The frag column shows how many fragments the file is stored in. Most files are stored in a single sequence, and so only have a single fragment. Long files, and those on a full disk become fragmented. If the frag number is double clicked, a display is given for the location of all fragments within the file. The fragment display (in hex or decimal) shows the start of the fragment, the end and also the length. All values are in sectors, using absolute sector numbers on the disk - and not relative numbers to the partition.
This shows if the file filter has caused the file to be skipped. If Y, then the file has not been saved due to a parameter set in the file filter.
Sect Err (sector error)
If this value is set to Yes, then the file that has been recovered contains at least one sector that has not been read correctly. It could be a failed sector on the disk, or if part of an image file, it may be an area that has not been imaged. When the column is sorted, it will also be sorted using start sector values.

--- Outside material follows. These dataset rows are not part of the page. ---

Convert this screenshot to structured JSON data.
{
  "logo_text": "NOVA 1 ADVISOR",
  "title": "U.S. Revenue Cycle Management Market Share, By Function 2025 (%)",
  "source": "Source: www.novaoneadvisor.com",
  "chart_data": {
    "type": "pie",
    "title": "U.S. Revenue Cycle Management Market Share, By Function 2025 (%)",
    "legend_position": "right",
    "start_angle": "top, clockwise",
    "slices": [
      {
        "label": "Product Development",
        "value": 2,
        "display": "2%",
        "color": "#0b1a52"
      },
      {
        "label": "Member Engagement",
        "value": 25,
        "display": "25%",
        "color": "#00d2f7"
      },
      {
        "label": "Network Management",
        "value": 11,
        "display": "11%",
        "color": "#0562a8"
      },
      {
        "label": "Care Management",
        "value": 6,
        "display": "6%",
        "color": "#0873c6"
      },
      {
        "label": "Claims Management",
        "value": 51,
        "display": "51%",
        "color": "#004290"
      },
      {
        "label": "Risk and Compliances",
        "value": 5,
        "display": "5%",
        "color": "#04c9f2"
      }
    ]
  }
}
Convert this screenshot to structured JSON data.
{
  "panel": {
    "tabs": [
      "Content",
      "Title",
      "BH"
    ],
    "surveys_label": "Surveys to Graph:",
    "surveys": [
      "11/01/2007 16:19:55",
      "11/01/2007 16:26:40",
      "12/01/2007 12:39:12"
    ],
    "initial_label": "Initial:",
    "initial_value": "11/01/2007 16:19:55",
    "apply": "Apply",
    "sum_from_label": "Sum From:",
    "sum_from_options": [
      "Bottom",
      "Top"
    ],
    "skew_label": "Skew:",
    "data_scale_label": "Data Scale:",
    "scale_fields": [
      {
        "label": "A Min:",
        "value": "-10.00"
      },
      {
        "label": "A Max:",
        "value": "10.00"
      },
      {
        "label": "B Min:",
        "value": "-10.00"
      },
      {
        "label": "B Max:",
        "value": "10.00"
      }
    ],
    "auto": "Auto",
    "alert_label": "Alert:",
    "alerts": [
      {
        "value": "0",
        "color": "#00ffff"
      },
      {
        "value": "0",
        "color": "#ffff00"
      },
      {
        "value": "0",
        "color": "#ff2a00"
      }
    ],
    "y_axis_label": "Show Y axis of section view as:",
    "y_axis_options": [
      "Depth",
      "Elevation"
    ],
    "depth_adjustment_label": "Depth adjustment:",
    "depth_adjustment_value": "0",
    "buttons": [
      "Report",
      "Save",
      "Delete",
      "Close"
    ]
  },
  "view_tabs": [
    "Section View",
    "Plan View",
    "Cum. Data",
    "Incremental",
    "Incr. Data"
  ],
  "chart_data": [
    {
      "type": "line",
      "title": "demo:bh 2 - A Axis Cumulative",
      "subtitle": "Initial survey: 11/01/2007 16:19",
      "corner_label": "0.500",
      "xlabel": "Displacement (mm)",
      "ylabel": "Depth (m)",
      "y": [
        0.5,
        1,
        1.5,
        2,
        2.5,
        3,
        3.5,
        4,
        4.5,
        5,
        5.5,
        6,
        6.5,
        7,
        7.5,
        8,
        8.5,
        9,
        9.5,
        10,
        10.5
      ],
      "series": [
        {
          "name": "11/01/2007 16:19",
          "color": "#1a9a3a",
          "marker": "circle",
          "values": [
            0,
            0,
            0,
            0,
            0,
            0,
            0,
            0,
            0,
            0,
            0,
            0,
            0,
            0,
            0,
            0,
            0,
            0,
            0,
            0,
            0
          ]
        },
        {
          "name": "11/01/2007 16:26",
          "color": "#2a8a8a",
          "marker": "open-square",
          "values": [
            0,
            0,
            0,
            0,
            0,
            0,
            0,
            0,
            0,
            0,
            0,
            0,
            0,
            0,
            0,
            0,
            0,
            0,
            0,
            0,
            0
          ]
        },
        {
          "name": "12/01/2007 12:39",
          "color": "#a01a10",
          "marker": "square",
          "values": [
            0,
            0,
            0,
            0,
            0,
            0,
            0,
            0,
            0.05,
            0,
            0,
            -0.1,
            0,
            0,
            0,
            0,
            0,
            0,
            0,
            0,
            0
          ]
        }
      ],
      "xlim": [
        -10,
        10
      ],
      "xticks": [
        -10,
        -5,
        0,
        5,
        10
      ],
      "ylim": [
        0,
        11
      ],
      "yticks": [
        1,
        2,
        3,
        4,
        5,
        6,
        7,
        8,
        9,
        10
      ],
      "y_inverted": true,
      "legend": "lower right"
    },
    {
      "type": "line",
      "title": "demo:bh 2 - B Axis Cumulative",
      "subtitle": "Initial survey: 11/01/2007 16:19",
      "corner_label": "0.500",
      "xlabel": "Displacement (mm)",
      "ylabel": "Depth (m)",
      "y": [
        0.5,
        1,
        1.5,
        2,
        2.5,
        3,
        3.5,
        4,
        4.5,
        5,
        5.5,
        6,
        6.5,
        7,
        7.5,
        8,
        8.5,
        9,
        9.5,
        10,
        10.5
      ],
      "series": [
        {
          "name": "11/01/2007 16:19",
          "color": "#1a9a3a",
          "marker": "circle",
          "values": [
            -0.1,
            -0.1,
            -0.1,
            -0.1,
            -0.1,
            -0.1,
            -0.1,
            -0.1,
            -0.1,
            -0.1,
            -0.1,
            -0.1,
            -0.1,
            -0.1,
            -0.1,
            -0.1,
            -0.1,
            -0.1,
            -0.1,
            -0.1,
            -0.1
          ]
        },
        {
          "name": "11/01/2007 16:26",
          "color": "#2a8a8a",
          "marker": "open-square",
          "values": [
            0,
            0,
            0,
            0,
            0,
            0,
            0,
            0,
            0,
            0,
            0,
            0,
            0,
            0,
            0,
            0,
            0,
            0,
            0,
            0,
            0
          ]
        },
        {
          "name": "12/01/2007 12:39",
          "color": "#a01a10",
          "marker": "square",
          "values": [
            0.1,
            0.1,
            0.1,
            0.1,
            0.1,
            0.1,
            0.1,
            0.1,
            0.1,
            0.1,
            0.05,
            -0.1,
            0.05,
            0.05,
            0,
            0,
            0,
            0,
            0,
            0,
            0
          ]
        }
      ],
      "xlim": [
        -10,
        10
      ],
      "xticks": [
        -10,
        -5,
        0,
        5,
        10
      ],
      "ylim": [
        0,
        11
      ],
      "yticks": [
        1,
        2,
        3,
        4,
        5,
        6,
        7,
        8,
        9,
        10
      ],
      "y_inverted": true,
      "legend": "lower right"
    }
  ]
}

This will assist is seeing areas of a disk that have failed, or not been imaged.
The verify function is used on a Raw Image recovery. If the value is Yes, then the file has had some verification and is probably valid. The verification will try determine key points of a file end determine if correct. It will typically validate the length, and where possible create a file name. After validation, if the file length has been changed, a new MD5 hash value will be calculated.
CnW software will log 4 dates, based on information found on the disk
The modified date is the time that the file was last changed and saved.
The creation date was the time that the file was created on the current media. There can be cases when the creation date is later than the modified date. This will happen when a file is copied to a new disk drive, but not changed.
Access date - this is the date the file was last accessed. It should be noted that virus scans, and backup routines can change these dates, so they may not indicate user activity.
Attribute date - this is used on NTFS for the MFT entry. If changed, this date is updated
The log time is the time the entry was made in the log. It has no relation to any data and is obviously based on PC clock.